I built a simple program running via Apache that throttles RSS downloads: a given IP and user agent combination can only request a given RSS feed file if it’s changed since they last retrieved it.
He argues that this solution worked for him. It’s hard to tell from his daily RSS bar-chart whether the solution (deployed on 11/20) is responsible for the decrease in RSS bandwidth (which seems to start a couple of days before that), but what concerns me most about this solution is that it requires per-client state to be maintained on the server.
I’m uncomfortable with this solution because it’s hard to make it scale. First, you have to hit a database (of some kind) to cross-reference the client IP address with its last fetch time. Maybe that’s not a big deal; after all, you’re hitting the database to read your website data too. But then you have to write to the database in order to record the new fetch time (if the RSS feed has changed), and database writes are slow.

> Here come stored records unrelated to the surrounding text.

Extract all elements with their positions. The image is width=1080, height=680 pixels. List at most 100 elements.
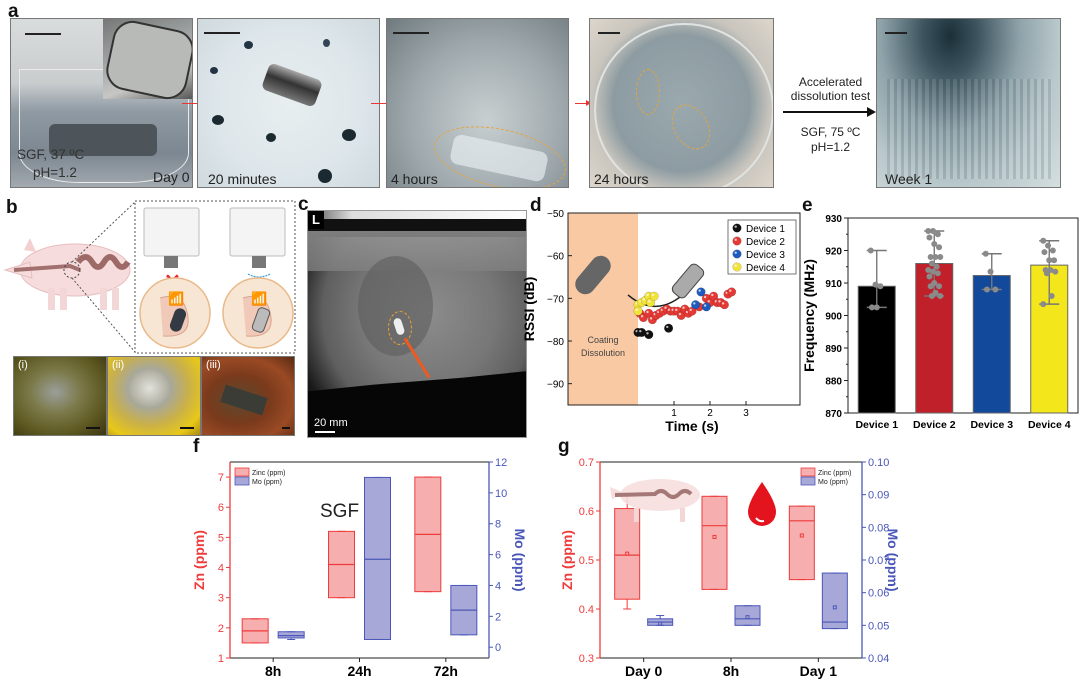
svg-text:870: 870 [825,409,842,420]
svg-text:Device 4: Device 4 [746,263,785,274]
svg-text:6: 6 [495,550,501,562]
svg-text:Dissolution: Dissolution [581,348,625,358]
endoscopy-label: (iii) [206,359,221,371]
svg-text:Device 4: Device 4 [1028,419,1071,430]
svg-text:0.04: 0.04 [868,653,889,665]
capsule-dark [49,124,157,156]
svg-text:0.08: 0.08 [868,522,889,534]
svg-text:900: 900 [825,312,842,323]
svg-text:0.5: 0.5 [579,555,594,567]
long-arrow-icon [783,111,869,113]
svg-text:RSSI (dB): RSSI (dB) [521,277,537,342]
svg-text:Frequency (MHz): Frequency (MHz) [801,259,817,372]
svg-text:Mo (ppm): Mo (ppm) [818,479,848,486]
svg-text:Coating: Coating [587,335,618,345]
svg-text:0.07: 0.07 [868,555,889,567]
accelerated-text-2: dissolution test [790,89,871,103]
panel-label-g: g [558,436,570,457]
accelerated-label: Accelerated dissolution test [783,75,878,103]
svg-text:Device 3: Device 3 [746,250,785,261]
pig-icon [620,479,700,511]
endoscopy-photo-ii: (ii) [107,356,201,436]
svg-text:3: 3 [743,408,749,419]
box [821,572,848,630]
panel-label-b: b [6,197,18,218]
photo-caption: Week 1 [885,171,933,187]
svg-text:Zinc (ppm): Zinc (ppm) [252,470,285,477]
accelerated-conditions: SGF, 75 ºC pH=1.2 [783,125,878,155]
coating-dissolution-region [568,213,638,405]
svg-text:930: 930 [825,214,842,225]
blood-drop-icon [748,482,776,526]
reader-active: 📶 [222,207,294,349]
svg-text:4: 4 [495,580,501,592]
svg-text:Day 0: Day 0 [625,663,663,679]
panel-label-d: d [530,195,542,216]
svg-text:Device 2: Device 2 [913,419,956,430]
svg-text:Device 2: Device 2 [746,237,785,248]
svg-text:Zn (ppm): Zn (ppm) [560,530,575,590]
svg-text:Device 3: Device 3 [970,419,1013,430]
svg-text:72h: 72h [434,663,458,679]
photo-week-1: Week 1 [876,18,1061,188]
svg-text:890: 890 [825,344,842,355]
chart-g-blood: 0.3 0.4 0.5 0.6 0.7 0.04 0.05 0.06 0.07 0.08 0.09 0… [560,457,900,679]
svg-text:Device 1: Device 1 [746,224,785,235]
svg-text:24h: 24h [347,663,371,679]
svg-text:910: 910 [825,279,842,290]
svg-text:0.06: 0.06 [868,588,889,600]
svg-text:0.4: 0.4 [579,604,594,616]
photo-24-hours: 24 hours [589,18,774,188]
svg-text:7: 7 [218,472,224,484]
xray-image: L 20 mm [307,210,527,438]
svg-text:0.09: 0.09 [868,490,889,502]
zoom-box [134,200,296,354]
svg-text:0: 0 [495,642,501,654]
svg-text:8: 8 [495,519,501,531]
svg-text:12: 12 [495,457,507,469]
scale-bar [393,32,429,34]
chart-e-frequency: 870 880 890 900 910 920 930 Frequency (MHz) Devi… [801,214,1079,430]
svg-text:920: 920 [825,247,842,258]
orientation-label: L [308,211,324,229]
panel-label-e: e [802,195,813,216]
panel-label-a: a [8,1,19,22]
residue-ellipse [636,69,660,115]
scale-bar [885,32,907,34]
scale-bar [598,32,620,34]
wifi-icon: 📶 [251,291,267,306]
svg-text:8h: 8h [265,663,281,679]
arrow-icon [575,100,591,106]
svg-text:1: 1 [218,653,224,665]
pig-illustration [3,238,131,310]
photo-20-minutes: 20 minutes [197,18,380,188]
endoscopy-label: (i) [18,359,28,371]
svg-text:Time (s): Time (s) [665,418,718,434]
svg-text:3: 3 [218,593,224,605]
bar [972,275,1011,414]
svg-text:1: 1 [671,408,677,419]
box [701,495,728,590]
photo-caption: Day 0 [153,169,190,185]
box [364,476,391,640]
endoscopy-photo-i: (i) [13,356,107,436]
ph-text: pH=1.2 [33,165,77,180]
device-marker-ellipse [388,311,412,345]
scale-bar [204,32,240,34]
svg-text:Day 1: Day 1 [800,663,838,679]
panel-label-f: f [193,436,200,457]
svg-text:Device 1: Device 1 [855,419,898,430]
svg-text:6: 6 [218,502,224,514]
svg-text:0.05: 0.05 [868,620,889,632]
photo-caption: 20 minutes [208,171,277,187]
svg-text:5: 5 [218,532,224,544]
wifi-icon: 📶 [168,291,184,306]
svg-text:2: 2 [218,623,224,635]
reader-blocked: ✕ 📶 [139,207,211,349]
svg-text:2: 2 [495,611,501,623]
dissolved-capsule-icon [671,263,705,299]
scale-label: 20 mm [314,417,348,429]
svg-text:−70: −70 [547,294,564,305]
box [788,505,815,581]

The other obvious problem with this approach is that IP address (well, IP address combined with User-Agent) is no good for hosts hidden by address translation. Actually, I don’t think the User-Agent string helps much at all, since hosts behind NATs (home computers, office computers) tend to have homogenous software environments and are therefore likely to have identical UAs. So that means only one user behind a NAT is able to get each new RSS item. (Not one at a time: one, period. Until the RSS changes again, and then it’s a race to see who can snag the file first.) [Update: Dann Sheridan experiences this exact problem.]